Much like a drop-down menu, a “flyout” menu works in a similar fashion where instead of the additional menus dropping down, the menu items extend on the horizontal axis. This is commonly used when space is limited in drop-down menus. You can see this in action on Intel’s website.
Another way to either replace or augment your site’s header navigation is to employ the use of a sidebar navigation. You can see examples of these on large e-commerce sites that have a plenitude of categories or departments and sub-categories or sub-departments. A couple of good examples of sidebar navigation can be found on eBay and Amazon.
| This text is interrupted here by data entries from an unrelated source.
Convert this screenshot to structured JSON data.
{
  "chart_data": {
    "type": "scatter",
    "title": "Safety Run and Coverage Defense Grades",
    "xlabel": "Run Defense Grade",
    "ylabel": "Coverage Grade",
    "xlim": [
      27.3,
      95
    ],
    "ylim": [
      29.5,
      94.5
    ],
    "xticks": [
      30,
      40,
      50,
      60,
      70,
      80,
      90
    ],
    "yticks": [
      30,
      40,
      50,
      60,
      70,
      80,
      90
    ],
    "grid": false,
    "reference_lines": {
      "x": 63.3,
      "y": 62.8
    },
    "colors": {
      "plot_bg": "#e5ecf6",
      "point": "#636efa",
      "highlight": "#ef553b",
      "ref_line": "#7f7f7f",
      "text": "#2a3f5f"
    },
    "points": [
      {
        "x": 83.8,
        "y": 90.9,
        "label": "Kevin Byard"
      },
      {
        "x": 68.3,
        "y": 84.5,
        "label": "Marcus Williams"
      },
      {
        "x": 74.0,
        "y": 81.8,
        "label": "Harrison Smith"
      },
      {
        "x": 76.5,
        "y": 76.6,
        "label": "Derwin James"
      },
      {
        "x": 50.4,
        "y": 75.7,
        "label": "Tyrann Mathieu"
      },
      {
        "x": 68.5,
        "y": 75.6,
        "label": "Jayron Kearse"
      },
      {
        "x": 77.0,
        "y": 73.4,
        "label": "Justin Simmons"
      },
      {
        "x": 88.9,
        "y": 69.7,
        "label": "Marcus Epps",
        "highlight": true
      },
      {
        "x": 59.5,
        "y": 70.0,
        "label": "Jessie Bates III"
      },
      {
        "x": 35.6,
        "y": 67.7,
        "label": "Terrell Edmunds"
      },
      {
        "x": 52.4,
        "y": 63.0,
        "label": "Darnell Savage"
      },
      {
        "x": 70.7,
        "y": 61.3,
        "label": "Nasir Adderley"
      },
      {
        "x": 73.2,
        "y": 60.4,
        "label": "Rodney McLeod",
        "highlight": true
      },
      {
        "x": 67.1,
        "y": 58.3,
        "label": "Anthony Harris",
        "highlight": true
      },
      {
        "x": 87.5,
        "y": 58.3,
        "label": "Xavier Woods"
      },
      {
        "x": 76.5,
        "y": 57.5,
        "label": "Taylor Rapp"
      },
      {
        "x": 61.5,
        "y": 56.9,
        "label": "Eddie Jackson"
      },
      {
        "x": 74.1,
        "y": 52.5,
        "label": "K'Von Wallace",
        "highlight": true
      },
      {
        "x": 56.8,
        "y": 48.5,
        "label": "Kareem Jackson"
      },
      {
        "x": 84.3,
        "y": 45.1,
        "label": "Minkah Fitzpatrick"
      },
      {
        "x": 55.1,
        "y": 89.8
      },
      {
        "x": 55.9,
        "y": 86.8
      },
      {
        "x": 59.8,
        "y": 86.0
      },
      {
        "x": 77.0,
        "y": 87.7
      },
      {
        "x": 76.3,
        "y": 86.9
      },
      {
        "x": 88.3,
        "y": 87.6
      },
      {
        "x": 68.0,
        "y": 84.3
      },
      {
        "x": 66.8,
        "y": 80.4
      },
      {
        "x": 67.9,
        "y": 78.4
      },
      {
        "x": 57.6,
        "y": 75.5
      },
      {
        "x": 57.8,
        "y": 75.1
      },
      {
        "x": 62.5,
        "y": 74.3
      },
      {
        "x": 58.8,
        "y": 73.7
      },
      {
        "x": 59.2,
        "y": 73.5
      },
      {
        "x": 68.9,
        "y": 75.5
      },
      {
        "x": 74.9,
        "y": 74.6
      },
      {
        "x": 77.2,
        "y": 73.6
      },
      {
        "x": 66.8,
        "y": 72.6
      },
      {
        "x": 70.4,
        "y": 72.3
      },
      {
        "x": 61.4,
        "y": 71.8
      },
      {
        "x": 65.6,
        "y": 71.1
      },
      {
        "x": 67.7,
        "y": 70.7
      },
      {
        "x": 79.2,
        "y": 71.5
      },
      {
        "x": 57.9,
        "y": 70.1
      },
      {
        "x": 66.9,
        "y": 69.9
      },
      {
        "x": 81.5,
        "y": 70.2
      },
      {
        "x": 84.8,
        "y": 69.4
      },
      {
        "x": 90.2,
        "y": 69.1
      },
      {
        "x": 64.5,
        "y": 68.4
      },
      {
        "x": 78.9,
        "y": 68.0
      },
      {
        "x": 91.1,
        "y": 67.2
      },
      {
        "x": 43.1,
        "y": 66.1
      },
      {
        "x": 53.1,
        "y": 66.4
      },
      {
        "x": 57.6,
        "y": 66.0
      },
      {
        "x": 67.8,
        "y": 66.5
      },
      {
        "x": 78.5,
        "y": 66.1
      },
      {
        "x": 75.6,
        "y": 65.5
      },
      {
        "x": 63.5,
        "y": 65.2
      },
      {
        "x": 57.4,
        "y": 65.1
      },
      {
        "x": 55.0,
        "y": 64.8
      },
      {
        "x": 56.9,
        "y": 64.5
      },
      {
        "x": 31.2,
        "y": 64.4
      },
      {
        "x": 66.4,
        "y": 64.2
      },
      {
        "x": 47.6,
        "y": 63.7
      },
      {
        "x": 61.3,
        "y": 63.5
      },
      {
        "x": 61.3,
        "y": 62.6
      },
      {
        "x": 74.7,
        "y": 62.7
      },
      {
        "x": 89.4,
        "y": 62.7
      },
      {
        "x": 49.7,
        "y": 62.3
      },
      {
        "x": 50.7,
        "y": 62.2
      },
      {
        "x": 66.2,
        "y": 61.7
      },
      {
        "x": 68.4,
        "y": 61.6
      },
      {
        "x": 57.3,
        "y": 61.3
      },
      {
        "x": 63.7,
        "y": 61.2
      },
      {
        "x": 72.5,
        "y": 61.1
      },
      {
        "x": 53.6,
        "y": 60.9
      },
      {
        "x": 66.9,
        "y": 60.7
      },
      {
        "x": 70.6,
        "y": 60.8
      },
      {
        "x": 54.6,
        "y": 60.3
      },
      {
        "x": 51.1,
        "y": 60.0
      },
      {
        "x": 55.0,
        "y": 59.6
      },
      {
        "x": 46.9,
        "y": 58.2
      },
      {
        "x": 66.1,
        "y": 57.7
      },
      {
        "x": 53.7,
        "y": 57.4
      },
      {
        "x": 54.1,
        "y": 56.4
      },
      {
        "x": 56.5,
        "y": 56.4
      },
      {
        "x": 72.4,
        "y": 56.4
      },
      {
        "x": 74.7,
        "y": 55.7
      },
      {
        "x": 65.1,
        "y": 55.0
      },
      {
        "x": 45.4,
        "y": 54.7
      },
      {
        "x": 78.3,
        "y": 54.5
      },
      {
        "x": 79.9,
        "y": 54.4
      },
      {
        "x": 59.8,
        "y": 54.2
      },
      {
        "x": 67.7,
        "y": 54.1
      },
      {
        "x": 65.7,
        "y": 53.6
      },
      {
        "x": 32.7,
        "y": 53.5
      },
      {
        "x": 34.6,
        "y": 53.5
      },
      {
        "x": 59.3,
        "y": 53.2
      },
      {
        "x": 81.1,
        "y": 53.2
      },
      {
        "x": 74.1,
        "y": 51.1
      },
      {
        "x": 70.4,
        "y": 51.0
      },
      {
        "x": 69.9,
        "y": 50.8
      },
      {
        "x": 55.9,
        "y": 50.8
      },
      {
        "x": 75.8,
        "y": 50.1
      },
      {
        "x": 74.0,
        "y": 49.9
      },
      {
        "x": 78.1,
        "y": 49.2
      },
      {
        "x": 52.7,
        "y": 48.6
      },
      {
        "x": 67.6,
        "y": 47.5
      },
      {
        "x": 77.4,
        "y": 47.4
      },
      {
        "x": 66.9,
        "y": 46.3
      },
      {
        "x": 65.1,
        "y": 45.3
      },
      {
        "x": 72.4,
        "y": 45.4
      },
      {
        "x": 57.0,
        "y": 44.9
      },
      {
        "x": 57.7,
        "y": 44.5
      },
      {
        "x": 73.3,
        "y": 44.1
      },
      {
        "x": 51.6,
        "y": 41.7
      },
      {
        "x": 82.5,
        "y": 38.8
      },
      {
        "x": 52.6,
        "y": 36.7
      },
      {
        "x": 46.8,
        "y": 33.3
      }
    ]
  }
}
Breadcrumbs are a great example of usability and link building working hand in and. Breadcrumb navigation not only allows visitors to back track to higher-level category pages, but since it is linking to each level’s URL, it allows for more internal links too. An example of breadcrumb navigation can be found at Home Depot’s website under the “Show by Department” menu.
Other Navigational Elements to Consider
Hierarchical URL Structure
Another way to help improve your visitor’s ability to navigate to other pages within your site is to create a URL structure that allows visitors to visit higher-level directories by removing parts of the URL. An example would be if you had a product page URL of http://www.ecommerce.com/category/brand/product-name/, but you couldn’t access the brand or category pages by going to http://www.ecommerce.com/category/brand/ or http://www.ecommerce.com/category/ respectively, this could cause annoyance for some visitors (albeit probably few since this isn’t a very common practice especially if breadcrumbs and other navigational elements are in place). Having a URL structure that is also hierarchical not only helps in the case of “URL subtraction,” but it can also provide opportunity to include keywords within the URLs (though according to a study from Search Metrics, this isn’t as much of a ranking factor as it used to be).
When it comes to sitemaps, the two most prominent are often found in either HTML or XML format. The latter is more commonly associated with SEO as it is formatted for search engines to crawl more easily. However, if you feel compelled to provide an HTML sitemap as well, this can be done in conjunction with the XML sitemap. An HTML sitemap does create some additional internal linking opportunities but this shouldn’t make up the whole of your link building efforts. An example of an HTML sitemap can be found at Rotten Tomatoes.
No One-Size-Fits-All Navigation Structure
Although Amazon’s navigation makes the most sense for Amazon, that doesn’t necessarily mean you have to copy their format. Nielsen Norman Group points out how some of Amazon’s elements aren’t the most ideal for all e-commerce websites. E-commerce sites may benefit from mega menus but that doesn’t necessarily mean that you have to implement them. Another important thing to consider with regard to navigation is your mobile users. Extensive mega menus are probably not going to be helpful to mobile visitors that have limited screen sizes so you might need to consider developing a design/structure that works for both mobile and desktop browsers or use responsive design to adjust according to the device. Having a mobile-friendly version of your site allows you to provide a custom experience for mobile users who would otherwise have a harder time navigating through the standard desktop layout.